The most important part of your essay is your thesis statement, which you need to create before you even start writing. Your thesis statement is the bedrock of your essay: a bad one will cause the entire structure to come falling down.
In this guide, you’ll learn everything you need to know about creating and editing your thesis statement, with examples and tips from top writers in all fields of academia, including business and science, as well as everyday life.
You’ll also learn how to turn your finished thesis into an outline that will help keep you on track when it comes time to actually write your essay!
A thesis statement is your essay's main idea. It must be brief and clear, but also elaborate enough to capture your full position on the topic in an understandable way.
A strong thesis statement will have a hook that grabs the reader's attention, develops into an argument that stands up under scrutiny, and synthesizes what you are saying without repeating yourself or falling back on tired clichés.
This can be difficult, but understanding why your thesis needs these three things will make it easier to construct one that satisfies all of them.
A thesis statement is often thought of as the explanation of your paper. It does this by telling the reader what you’re trying to say and why you believe it.
It creates an agreement between writer and reader on what should be included in the rest of the paper, and where it should go.
If done well, a thesis statement can guide readers through an entire essay while also giving them necessary background information so they can think critically about its argument.
This is why developing your thesis statement before starting your essay is crucial – if you spend hours drafting up your thoughts only to find that they don’t all fit into one sentence, then you have wasted valuable time that could have been better spent outlining or researching.
There are many tips on how to create a strong thesis statement.
Don't overwhelm your reader with information about what you're going to do or the causes of your problem. Think of your thesis as an advertisement--you want people reading it to say I want that! Not who cares?
Make sure you provide sufficient evidence by using anecdotes, concrete examples, and statistics. You want readers nodding their heads in agreement (or wanting more) when they read the last line of your essay's intro paragraph
Keep this thing focused!
A good thesis statement must be able to establish the direction and focus of the essay.

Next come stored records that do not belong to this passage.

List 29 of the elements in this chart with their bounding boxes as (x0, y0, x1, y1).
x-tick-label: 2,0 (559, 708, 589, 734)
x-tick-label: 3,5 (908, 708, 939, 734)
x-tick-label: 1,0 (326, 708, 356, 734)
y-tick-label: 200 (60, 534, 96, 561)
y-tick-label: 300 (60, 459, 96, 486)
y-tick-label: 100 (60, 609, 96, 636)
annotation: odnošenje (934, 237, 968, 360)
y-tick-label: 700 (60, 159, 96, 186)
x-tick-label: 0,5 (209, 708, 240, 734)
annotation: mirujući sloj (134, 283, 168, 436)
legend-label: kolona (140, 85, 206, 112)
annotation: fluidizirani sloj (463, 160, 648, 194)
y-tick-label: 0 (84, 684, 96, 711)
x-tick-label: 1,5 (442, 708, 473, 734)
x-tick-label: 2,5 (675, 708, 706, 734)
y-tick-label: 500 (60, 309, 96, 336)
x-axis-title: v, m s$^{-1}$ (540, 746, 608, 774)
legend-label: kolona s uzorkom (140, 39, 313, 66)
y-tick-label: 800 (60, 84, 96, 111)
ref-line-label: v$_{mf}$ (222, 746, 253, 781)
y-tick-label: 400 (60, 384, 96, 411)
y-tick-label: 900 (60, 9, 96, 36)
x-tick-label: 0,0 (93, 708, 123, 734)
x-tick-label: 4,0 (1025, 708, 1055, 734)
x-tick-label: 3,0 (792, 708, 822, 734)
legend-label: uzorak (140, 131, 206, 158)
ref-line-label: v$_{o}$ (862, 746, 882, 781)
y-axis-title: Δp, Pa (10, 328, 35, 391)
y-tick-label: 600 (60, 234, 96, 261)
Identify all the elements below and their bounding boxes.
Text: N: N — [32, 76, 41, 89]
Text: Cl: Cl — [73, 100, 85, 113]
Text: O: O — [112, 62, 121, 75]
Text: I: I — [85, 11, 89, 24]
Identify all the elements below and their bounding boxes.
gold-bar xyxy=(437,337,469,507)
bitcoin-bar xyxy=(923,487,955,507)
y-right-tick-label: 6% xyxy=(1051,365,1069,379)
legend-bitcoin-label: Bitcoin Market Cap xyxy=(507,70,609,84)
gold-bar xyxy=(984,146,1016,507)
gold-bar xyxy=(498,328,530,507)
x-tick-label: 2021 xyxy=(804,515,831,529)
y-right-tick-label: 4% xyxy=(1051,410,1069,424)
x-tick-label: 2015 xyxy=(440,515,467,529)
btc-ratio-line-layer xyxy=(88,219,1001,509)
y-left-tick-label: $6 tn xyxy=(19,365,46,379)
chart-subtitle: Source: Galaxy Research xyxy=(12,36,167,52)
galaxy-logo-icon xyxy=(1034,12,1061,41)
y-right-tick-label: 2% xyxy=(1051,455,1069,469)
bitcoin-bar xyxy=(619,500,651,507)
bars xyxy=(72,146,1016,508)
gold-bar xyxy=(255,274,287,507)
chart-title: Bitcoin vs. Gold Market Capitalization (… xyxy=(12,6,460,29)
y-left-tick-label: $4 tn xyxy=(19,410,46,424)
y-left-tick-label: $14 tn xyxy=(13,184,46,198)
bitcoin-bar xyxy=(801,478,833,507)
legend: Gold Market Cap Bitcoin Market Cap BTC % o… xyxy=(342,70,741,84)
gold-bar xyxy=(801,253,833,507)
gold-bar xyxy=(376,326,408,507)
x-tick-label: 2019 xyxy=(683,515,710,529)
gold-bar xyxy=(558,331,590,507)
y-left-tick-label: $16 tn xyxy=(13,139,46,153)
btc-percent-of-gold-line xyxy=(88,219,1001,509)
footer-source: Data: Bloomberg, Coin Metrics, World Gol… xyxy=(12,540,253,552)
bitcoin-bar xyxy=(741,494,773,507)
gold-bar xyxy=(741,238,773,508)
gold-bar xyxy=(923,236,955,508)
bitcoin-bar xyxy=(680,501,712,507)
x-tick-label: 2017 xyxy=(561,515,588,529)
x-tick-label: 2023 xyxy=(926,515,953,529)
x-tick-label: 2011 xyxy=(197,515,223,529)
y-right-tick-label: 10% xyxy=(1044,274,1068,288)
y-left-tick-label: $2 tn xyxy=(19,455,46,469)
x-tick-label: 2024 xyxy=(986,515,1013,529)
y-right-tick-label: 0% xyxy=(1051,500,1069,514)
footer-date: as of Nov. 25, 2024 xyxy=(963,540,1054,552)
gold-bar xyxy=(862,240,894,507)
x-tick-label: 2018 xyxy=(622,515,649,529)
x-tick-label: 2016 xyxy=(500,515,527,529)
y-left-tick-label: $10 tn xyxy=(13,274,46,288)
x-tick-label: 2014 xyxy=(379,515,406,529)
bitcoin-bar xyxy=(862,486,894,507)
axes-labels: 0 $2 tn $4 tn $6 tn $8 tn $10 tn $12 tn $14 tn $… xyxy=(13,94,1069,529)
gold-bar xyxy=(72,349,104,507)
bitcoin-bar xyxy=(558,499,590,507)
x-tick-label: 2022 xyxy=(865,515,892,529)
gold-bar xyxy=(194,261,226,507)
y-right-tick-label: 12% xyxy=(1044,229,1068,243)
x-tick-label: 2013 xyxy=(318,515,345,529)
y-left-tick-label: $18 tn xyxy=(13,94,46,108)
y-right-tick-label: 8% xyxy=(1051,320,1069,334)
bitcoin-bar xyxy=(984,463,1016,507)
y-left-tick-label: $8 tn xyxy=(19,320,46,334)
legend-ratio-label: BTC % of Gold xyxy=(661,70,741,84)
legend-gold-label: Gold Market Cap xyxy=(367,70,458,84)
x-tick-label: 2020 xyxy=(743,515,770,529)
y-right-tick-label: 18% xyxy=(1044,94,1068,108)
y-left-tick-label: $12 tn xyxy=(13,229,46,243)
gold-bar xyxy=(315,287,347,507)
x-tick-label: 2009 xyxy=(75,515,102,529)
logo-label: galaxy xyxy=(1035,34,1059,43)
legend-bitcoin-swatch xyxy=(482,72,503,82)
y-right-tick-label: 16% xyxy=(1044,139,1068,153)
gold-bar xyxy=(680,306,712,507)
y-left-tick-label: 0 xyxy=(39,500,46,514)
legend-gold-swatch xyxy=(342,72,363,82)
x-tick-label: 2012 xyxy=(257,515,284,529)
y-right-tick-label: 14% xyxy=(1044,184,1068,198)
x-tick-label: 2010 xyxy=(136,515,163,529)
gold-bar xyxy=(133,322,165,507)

After brainstorming, writing and revising your essay, your final sentence should include a one-sentence restatement of the thesis statement. You can use thesis statement generator such as this one in order to create your thesis statement.
A good thesis statement contains just two parts:
A bad thesis statement can have any number of problems- it can have no conclusion at all, or it may be long-winded and rambling.
And even if the essay is well-written and interesting, if it doesn't present its argument in the most succinct manner possible, it won't be remembered.
A bad thesis statement might also appear incredibly narrow or trivial because its writer believes that his or her particular opinion matters more than any other person's opinion on the topic at hand.
In some cases, someone could even create a bad one unintentionally by following these steps in reverse order: opening with their conclusion instead of introducing their position through a hypothetical scenario.
When you create your essay, make sure you put thought into your thesis statement before even starting.
If you don't, then the whole structure of your essay will fall down around it and you'll have nothing left. Writing that perfect thesis takes some time, but it's worth every second.